The prefectural government compiled the data based on reports from the various cities and towns. According to the report, the number of reports and consultations received in 2008 increased by 199 from the previous year to 58. 3 cases. Of these, 143 cases of abuse were found to have occurred, 101 by parents, siblings or other caregivers (compared to 7 in the previous year). (2 cases), accounting for 70% of the total. There were also 14 cases (seven cases in the same period) by employers in the workplace.

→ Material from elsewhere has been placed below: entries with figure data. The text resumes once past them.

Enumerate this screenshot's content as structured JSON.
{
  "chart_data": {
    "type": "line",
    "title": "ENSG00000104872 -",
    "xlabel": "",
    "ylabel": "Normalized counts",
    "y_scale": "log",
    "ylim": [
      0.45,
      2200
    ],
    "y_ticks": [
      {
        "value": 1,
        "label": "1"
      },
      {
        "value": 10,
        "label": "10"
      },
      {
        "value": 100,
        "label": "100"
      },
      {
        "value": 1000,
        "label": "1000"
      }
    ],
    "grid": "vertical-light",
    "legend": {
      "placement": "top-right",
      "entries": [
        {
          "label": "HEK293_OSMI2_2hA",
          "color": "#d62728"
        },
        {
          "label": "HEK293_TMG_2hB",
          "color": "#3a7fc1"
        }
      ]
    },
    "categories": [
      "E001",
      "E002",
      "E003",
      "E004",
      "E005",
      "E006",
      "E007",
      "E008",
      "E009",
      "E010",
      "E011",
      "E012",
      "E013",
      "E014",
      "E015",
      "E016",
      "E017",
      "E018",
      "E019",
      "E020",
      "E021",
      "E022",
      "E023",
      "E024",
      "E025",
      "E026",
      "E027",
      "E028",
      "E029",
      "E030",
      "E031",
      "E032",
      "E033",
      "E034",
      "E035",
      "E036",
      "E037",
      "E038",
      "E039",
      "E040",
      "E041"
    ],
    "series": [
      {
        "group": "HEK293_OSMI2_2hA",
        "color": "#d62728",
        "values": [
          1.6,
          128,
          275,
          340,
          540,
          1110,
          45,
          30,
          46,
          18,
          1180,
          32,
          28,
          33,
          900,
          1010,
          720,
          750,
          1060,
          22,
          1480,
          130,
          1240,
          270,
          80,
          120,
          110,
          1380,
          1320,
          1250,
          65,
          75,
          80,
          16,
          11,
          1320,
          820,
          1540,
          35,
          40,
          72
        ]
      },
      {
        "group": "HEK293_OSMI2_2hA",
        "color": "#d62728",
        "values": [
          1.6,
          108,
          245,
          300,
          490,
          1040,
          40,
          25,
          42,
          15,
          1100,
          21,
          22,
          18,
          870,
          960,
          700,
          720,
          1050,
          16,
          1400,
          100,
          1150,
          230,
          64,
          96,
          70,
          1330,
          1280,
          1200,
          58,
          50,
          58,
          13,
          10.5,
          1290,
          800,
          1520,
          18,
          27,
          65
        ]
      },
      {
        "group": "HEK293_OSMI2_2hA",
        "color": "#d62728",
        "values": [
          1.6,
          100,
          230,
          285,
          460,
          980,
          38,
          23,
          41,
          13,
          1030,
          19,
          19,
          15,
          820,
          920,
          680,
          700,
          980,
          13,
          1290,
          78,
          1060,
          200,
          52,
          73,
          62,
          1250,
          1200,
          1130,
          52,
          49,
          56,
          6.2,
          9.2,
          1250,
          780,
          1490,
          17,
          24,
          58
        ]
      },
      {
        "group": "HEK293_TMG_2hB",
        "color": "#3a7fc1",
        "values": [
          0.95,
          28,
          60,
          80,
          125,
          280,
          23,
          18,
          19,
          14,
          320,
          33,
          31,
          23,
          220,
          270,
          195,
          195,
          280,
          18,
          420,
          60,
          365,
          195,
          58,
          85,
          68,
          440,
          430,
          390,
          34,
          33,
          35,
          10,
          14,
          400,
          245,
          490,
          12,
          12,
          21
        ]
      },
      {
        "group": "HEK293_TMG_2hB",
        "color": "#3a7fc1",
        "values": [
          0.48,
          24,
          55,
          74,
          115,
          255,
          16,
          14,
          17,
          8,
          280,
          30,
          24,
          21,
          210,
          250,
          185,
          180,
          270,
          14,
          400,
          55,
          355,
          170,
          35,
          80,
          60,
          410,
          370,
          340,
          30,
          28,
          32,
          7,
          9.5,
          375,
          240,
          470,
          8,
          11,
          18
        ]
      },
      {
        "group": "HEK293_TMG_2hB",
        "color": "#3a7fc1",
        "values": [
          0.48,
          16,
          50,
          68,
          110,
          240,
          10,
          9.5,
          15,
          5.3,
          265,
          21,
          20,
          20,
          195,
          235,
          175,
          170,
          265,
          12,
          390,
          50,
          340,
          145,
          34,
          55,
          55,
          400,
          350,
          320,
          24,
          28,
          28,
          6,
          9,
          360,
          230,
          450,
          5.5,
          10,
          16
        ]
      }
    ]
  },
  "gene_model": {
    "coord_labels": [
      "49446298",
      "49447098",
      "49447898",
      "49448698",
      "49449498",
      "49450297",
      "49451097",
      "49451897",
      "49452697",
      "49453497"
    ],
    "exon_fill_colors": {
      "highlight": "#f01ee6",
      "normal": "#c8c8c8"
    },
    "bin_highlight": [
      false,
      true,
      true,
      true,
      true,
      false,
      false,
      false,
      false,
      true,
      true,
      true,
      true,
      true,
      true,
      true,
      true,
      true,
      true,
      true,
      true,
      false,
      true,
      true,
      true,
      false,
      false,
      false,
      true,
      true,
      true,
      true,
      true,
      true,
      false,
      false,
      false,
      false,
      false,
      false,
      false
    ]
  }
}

The remaining 28 cases (25 in the same year) were committed by facility workers, who are required by the Law for the Prevention of Cruelty to Persons with Disabilities to disclose the details of the abuse. The breakdown of acts includes 11 cases of physical abuse, six cases of psychological abuse such as verbal abuse, five cases each of combined physical and psychological and sexual abuse, and one case of economic abuse involving money. In terms of the type of disability of the victims, the highest number of victims, including those with multiple disabilities, were mentally disabled (25), while eight were physically disabled and three were mentally disabled.
The main causes are said to be lack of ethics and lack of support skills on the part of the perpetrators. With the exception of the after-school day service facilities, which were abolished after the problem was discovered, all of the establishments received written or verbal guidance. No measures such as revocation of designation or recommendations were taken.
The person in charge of the Prefectural Disability Welfare Division pointed out that the background to the increase in abuse is that “in addition to the increased stress on both the perpetrator and the victim due to the Coronvirus disaster, facilities and homes may be closed, making it difficult for the outside world to see what is going on”. In particular, at home, “there may be cases where the caregivers themselves are trapped or seeking support”.